Chapter 11 Flashcards
Motivated reasoning
Biased evaluation of evidence, in accordance with one’s prior views and beliefs.
Reasoning
A thought process that yields a conclusion from premises.
Syllogism
A syllogism consists of two premises and a conclusion. Each of the premises specifies a relationship between two categories. Sometimes a syllogism is invalid but believable and is accepted by a majority of people.
Premise
Thoughts, percepts, or assumptions that lead to conclusions.
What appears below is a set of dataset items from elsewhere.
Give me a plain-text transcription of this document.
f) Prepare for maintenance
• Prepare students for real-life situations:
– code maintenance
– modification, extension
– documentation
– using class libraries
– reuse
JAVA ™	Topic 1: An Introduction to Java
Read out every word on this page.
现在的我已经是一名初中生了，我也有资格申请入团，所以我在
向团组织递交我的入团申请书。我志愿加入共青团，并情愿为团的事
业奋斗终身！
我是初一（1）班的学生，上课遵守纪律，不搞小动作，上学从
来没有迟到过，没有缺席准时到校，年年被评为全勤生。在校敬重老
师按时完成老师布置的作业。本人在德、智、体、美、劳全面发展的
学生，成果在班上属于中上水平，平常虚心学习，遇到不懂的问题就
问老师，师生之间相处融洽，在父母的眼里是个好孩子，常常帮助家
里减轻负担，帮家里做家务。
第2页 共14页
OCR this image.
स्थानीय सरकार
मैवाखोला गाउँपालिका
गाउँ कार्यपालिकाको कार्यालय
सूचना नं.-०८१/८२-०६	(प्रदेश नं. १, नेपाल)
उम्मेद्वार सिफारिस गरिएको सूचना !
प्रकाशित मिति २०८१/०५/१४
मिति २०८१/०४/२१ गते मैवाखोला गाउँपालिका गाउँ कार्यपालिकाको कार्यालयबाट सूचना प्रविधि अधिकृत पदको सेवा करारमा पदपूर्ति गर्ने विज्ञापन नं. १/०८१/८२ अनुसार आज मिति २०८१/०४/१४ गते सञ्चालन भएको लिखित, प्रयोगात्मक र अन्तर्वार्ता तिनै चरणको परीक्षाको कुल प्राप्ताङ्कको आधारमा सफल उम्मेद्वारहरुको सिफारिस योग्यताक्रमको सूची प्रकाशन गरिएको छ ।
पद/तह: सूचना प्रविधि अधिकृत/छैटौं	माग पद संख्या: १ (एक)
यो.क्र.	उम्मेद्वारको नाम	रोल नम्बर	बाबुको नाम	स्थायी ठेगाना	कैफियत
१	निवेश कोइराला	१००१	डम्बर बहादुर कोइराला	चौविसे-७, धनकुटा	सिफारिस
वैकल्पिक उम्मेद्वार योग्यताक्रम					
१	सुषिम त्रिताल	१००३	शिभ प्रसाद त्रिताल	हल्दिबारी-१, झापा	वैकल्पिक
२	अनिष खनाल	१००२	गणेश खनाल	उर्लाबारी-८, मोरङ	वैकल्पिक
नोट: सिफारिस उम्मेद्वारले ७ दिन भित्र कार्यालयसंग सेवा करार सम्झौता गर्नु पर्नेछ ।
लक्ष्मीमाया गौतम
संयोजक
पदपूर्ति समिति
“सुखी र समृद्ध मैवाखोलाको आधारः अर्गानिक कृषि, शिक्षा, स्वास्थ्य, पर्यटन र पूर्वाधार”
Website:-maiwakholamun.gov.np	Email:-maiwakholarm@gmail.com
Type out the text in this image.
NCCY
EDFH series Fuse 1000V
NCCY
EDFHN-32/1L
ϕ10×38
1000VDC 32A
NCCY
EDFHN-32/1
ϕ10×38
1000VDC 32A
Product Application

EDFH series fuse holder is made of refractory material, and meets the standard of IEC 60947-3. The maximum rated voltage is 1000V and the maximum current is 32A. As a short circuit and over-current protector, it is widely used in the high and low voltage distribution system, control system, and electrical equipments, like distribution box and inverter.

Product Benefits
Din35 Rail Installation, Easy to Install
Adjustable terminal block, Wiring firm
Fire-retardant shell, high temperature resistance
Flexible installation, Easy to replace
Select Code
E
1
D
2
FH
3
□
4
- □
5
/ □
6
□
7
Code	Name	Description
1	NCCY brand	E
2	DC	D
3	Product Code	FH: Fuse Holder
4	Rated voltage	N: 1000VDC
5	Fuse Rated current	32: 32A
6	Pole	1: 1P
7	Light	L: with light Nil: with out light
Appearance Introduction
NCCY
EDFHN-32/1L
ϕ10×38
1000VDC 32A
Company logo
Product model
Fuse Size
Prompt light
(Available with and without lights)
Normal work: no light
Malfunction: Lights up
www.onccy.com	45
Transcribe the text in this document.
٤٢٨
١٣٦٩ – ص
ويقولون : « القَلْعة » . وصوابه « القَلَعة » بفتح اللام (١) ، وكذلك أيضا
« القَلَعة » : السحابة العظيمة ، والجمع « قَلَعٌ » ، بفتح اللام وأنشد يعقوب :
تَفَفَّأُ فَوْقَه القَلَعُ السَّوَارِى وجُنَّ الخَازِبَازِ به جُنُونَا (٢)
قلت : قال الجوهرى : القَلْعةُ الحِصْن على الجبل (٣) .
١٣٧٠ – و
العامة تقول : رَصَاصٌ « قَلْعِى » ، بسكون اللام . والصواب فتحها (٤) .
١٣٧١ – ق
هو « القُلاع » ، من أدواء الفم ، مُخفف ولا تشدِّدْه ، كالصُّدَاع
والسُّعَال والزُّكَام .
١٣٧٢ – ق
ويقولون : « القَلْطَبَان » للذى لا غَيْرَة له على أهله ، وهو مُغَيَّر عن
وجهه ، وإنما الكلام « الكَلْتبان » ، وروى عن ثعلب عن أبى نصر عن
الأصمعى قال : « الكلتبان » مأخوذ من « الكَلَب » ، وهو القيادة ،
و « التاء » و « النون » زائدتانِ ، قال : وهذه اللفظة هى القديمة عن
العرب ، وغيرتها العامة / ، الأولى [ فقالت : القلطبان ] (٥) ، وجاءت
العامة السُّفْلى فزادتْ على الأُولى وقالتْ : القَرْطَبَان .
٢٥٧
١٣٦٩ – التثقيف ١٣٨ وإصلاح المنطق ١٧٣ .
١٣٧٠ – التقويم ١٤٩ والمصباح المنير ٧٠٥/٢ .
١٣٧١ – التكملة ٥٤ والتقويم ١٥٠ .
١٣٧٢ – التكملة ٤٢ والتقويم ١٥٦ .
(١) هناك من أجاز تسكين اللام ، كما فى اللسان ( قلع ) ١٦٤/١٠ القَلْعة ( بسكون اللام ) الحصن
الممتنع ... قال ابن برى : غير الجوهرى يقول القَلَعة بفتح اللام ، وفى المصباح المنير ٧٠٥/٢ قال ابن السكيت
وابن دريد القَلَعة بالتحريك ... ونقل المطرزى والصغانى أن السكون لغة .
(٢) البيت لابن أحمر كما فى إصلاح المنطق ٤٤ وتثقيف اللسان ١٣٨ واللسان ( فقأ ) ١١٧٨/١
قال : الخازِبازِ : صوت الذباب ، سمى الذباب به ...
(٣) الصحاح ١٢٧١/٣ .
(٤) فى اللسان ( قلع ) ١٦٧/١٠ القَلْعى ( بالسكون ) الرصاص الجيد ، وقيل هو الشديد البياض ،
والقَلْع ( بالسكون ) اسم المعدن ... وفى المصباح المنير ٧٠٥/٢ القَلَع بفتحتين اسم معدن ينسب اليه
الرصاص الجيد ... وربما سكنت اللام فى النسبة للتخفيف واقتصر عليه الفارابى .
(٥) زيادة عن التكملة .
Four Forms of Syllogistic Reasoning
Universal affirmative: All A are B (All cows are animals). Universal negative: No A are B (No tomatoes are animals). Particular affirmative: Some A are B (Some animals are dangerous). Particular negative: Some A are not B(Some animals are not cows). Some means at least one, and possibly all
Logicism
The belief that logical reasoning is an essential part of human nature.
Practical syllogism
One in which two premises point to a conclusion that calls for an action (I need to understand Psych, and to do that I must understand cognition. Therefore I must study cognition).
“Some”
Some means at least one, and possibly all. We usually think of it to mean less than the whole amount, and less than the majority.
Mental models
We construct mental models or a mental structure of a situation to which a set of premises refers and then draw conclusions that are consistent with the model.
Relational reasoning
Reasoning involving premises that express the relations between items (e.g. A is taller than B). That is a transitive relation.
Transitive relation
Expressed by comparative sentences such as “taller than”. “Taller than” is transitive because if A is taller than B and B is taller than C than A is also taller than C. Usually come in pairs, in which one is the opposite of the other.
Three-term series problem
Linear syllogisms consisting of two comparative sentences from which a conclusion must be drawn.
Iconic
A characteristic of mental models, according to Johnson-Laird’s theory; the reactions between the parts of the model correspond to the relations between the parts of the situation it represents.
Emergent consequences
A principle of Johnson-Laird’s theory: you can get more out of a mental model than you put into it.
Parsimony
A principle of Johnson-Laird’s theory: people tend to construct the simplest mental model possible.
Natural deduction system
A reasoning system made up of propositions and deduction rules that are used to draw conclusions from these propositions.
Generative problem (Wason)
Participants are told that the three numbers 2, 4, and 6 conform to a simple relational rule that the experimenter has in mind, and that their task is to discover the rule by generating sequences of three numbers. The experimenter tells them each time whether the rule has been followed.
Eliminative strategy
A strategy based on attempting to falsify your hypothesis, in order to eliminate incorrect beliefs.
Confirmation bias
The tendency to seek confirmatory evidence for a hypothesis.
Selection task (Wason)
A four-card problem based on conditional reasoning. (Choosing which two cards will disprove the rule and show it to be false, aka falsify it and either prove it right or wrong).
Conditional reasoning
Reasoning that uses conditional (“if…then”) statements.
Truth tables
A way of presenting the various combinations of the constituents of logical statements.
Social contract theory
The theory that inference procedures have evolved to deal with social contracts in which people give something up in order to gain something else. We are very good at detecting cheaters of this social contract. We would choose the cards in the selection task that would detect cheaters in that circumstance, regardless of whether it was the logical choice or not.
Bias
A predisposition to see a particular type of situation in a particular way. We have a bias that what is beautiful is good…not true… look at political candidates.